Considerable progress continues to made in the control, design and understanding of molecular solids. [31] This includes the ability to accurately compute polymorphic forms in an ab initio manner, [32] which may ideally be applied to the current cases discussed herein. Methods such as hetero-seeding with molecular analogues should grow in importance as they can provide a practical route to access such computed metastable solid forms for both APIs and their cocrystals [33]. It is notable therefore that the hetero-seeding with 11-Aza:SalA 1 can induce growth of type-I for X = Cl and I, while showing no residual contamination from the original hetero-seed compound. This supports earlier implications [8,9,10] for the general use of this method to access metastable polymorph phases for both APIs and API cocrystals, that can be energetically competitive, but for which no other direct preparative method is available.
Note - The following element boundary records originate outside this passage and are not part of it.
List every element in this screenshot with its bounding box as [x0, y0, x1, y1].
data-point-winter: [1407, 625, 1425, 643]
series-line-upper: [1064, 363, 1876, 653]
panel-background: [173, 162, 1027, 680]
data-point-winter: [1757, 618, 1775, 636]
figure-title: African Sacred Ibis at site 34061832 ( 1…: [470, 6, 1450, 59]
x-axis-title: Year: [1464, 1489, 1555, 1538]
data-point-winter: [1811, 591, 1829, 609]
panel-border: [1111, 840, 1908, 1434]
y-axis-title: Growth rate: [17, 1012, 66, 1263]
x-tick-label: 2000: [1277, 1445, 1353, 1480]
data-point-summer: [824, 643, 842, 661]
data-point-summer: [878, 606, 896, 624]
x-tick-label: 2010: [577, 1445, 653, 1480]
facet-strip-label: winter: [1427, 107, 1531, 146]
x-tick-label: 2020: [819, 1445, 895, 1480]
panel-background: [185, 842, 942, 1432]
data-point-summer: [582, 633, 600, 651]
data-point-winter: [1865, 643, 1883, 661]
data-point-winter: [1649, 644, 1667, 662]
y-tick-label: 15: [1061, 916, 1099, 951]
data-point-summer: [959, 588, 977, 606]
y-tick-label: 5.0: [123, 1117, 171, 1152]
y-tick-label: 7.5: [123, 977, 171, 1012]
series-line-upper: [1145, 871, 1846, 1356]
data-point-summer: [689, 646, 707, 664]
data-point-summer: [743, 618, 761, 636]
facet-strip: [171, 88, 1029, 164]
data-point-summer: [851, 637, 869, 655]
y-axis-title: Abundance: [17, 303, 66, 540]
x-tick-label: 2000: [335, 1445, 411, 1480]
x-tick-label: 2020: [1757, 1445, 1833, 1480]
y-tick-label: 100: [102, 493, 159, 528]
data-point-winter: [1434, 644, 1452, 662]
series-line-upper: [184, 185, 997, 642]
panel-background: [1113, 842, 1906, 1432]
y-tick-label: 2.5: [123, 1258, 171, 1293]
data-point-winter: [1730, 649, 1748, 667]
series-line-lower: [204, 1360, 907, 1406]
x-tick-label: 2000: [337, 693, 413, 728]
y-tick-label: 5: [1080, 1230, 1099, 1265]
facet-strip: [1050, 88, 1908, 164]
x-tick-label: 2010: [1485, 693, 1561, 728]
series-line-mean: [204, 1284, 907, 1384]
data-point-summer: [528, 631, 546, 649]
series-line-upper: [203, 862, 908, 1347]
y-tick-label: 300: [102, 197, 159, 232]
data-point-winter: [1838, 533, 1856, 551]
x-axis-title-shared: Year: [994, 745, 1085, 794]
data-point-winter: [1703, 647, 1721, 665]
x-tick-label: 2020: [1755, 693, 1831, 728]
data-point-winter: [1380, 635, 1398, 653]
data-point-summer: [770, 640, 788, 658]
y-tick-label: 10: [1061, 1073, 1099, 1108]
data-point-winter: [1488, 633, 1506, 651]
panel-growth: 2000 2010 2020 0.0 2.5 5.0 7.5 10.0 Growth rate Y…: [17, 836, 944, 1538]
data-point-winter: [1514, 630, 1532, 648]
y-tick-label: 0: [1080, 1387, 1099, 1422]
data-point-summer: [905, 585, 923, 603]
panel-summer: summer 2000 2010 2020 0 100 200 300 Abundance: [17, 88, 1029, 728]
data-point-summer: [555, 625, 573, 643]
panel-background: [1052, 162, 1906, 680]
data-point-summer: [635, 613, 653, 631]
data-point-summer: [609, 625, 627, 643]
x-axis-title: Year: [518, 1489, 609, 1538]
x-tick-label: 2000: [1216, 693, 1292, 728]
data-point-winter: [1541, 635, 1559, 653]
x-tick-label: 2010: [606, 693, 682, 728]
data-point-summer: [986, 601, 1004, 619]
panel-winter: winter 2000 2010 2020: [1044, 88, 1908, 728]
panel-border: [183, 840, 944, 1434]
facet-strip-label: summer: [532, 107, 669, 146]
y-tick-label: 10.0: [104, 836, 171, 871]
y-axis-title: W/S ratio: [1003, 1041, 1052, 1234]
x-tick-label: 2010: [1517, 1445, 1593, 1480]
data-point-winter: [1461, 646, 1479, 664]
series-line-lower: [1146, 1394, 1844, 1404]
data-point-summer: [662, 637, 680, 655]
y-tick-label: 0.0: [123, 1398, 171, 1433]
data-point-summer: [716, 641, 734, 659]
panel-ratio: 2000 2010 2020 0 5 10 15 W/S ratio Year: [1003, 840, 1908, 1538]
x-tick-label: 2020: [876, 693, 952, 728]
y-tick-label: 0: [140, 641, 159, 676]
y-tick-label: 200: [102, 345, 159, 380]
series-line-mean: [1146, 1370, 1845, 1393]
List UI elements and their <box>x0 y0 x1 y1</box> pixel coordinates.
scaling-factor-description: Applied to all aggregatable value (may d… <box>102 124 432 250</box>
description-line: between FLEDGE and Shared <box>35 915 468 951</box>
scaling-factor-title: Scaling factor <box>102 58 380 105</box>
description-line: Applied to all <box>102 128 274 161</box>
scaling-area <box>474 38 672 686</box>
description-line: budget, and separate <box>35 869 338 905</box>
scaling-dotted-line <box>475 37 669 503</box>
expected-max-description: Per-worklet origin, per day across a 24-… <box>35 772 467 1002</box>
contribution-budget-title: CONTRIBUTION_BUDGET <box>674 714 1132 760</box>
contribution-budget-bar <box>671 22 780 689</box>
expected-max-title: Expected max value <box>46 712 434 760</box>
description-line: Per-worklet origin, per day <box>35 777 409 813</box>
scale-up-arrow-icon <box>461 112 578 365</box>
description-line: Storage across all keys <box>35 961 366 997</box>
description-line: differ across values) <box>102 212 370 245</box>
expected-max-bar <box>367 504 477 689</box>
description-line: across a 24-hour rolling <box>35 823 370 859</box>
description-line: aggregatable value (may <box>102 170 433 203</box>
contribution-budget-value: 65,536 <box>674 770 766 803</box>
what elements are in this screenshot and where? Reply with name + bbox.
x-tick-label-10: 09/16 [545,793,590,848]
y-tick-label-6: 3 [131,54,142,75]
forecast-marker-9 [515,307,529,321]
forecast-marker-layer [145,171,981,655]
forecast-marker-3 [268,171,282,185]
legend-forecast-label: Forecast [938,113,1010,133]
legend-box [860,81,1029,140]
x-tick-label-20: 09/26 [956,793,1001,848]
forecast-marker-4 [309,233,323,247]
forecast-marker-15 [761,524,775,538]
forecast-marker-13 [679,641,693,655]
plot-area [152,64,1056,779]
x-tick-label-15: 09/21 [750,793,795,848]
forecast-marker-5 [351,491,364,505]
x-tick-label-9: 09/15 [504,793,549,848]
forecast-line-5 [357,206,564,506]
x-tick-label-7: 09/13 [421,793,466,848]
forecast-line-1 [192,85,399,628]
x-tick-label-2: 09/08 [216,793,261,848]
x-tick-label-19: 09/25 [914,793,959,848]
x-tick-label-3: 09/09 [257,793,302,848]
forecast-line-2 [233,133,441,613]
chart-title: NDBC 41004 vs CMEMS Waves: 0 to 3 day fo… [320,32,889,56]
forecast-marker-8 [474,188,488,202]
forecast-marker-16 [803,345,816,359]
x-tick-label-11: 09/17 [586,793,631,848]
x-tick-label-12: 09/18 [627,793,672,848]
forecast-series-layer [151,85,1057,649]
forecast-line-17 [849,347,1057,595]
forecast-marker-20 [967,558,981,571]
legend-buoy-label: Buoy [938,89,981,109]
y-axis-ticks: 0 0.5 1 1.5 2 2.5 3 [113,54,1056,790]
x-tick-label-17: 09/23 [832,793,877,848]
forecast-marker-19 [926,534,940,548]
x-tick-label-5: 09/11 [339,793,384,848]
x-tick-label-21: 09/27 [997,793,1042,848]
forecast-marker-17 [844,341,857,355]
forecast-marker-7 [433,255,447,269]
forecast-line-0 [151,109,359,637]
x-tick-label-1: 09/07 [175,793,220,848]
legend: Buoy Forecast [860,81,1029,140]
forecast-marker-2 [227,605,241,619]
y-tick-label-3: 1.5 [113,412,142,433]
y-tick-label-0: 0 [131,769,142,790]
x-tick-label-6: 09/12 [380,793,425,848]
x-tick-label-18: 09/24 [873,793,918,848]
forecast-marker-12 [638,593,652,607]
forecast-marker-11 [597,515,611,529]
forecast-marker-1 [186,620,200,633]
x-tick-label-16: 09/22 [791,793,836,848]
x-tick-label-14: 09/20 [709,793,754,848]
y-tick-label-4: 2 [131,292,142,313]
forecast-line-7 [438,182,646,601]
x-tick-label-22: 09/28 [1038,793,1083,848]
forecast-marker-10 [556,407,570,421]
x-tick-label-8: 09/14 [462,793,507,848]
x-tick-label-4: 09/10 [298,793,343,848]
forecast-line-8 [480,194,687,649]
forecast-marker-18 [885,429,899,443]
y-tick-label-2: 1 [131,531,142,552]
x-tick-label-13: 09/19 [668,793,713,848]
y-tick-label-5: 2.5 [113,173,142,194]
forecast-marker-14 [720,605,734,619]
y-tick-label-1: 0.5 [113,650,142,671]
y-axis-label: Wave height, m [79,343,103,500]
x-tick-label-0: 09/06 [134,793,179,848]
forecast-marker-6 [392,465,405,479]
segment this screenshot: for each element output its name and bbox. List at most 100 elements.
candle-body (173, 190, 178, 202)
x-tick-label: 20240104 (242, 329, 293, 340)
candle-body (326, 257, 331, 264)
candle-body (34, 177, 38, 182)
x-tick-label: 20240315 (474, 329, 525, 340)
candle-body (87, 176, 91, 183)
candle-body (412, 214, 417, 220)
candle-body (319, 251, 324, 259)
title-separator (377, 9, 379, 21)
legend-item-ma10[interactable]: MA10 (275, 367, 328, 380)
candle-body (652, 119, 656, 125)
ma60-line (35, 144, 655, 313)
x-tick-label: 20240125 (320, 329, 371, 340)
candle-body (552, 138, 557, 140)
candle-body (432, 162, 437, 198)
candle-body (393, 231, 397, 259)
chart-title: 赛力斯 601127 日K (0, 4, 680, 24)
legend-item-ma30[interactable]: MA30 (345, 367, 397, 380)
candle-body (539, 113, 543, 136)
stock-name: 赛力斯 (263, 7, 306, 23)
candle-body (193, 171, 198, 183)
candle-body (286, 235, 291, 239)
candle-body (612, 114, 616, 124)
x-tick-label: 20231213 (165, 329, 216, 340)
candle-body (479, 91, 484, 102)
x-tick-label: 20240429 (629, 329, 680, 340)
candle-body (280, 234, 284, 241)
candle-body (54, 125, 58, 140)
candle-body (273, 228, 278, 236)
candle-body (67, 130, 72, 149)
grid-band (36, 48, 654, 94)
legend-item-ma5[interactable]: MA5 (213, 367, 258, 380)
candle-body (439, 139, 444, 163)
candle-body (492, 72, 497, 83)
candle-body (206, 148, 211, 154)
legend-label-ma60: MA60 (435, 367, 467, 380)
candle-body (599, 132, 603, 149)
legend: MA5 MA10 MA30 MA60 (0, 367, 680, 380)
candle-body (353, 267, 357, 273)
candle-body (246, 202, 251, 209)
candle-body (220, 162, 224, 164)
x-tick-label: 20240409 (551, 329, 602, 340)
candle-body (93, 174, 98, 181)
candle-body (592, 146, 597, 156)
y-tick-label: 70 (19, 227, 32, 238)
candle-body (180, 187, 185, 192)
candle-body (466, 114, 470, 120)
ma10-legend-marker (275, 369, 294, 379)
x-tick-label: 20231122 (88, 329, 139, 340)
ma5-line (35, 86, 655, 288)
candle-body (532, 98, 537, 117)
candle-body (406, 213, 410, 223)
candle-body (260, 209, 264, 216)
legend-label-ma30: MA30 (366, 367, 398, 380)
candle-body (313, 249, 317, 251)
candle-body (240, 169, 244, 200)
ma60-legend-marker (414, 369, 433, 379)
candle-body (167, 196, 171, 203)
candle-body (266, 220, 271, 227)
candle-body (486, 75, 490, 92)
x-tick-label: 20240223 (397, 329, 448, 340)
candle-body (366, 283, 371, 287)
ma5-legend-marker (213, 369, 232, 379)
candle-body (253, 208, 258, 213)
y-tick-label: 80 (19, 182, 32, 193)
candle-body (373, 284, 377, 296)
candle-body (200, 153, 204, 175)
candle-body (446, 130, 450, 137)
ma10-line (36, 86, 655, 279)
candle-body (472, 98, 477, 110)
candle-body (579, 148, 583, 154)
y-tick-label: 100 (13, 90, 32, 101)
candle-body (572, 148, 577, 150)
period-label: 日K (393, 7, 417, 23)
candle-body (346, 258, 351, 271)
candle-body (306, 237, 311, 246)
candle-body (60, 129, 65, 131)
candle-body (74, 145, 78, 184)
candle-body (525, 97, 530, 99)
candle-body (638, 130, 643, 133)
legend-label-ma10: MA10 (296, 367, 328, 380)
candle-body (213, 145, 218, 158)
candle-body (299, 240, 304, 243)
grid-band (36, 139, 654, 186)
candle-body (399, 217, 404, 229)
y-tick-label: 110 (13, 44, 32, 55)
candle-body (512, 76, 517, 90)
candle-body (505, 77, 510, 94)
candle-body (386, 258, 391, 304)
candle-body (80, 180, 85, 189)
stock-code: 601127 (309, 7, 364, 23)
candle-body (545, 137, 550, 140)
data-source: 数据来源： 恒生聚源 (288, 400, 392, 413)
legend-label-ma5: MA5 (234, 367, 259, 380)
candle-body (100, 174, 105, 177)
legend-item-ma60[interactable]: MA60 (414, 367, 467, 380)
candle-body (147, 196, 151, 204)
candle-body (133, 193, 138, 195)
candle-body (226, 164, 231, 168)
Further studies, particularly in the use of switching off/on halogen bonds or other structural features that can perturb the packing through single atom substitution are in progress.

5. Conclusions

Two polymorphic forms I (monoclinic) and II (orthorhombic) have been isolated in studies of cocrystals of the potent anti-malarial compound 11-azaartemisinin (11-Aza) with the 4-halo-salicylic acids 4-X-SalA for X = Cl, Br and I. Solution growth by controlled evaporation of either methanolic or EtOAc solutions of the coformers gives type I for X = Br (3a), homostructural with parent 11-Aza:SalA, (1) but affords type II for X = Cl and I (phases 2b and 4b). The type-I cocrystals for X = Cl and I (2a and 4a) can however be grown by using seed crystals of the type-I 11-Aza:SalA (1) which were prepared by Liquid Assisted Grinding (LAG). Conversely for X = Br large type-II cocrystals (3b) can be prepared by self-seeding with microcrystalline 3b obtained by LAG. Both polymorph types have lactam: acid heterosynthons that help drive cocrystal formation, but with quite different synthon geometry, so may be classified as conformational polymorphs. Type-II is likely to be thermodynamically preferred for 2–3 as it has smaller molar volumes due to better packing efficiency and the presence of significant X---X halogen bonds. Type-I appears preferred for 1 and 4 due to a less strained heterosynthon geometry and in the latter case what appears to be a favorable Iodo-pi interaction.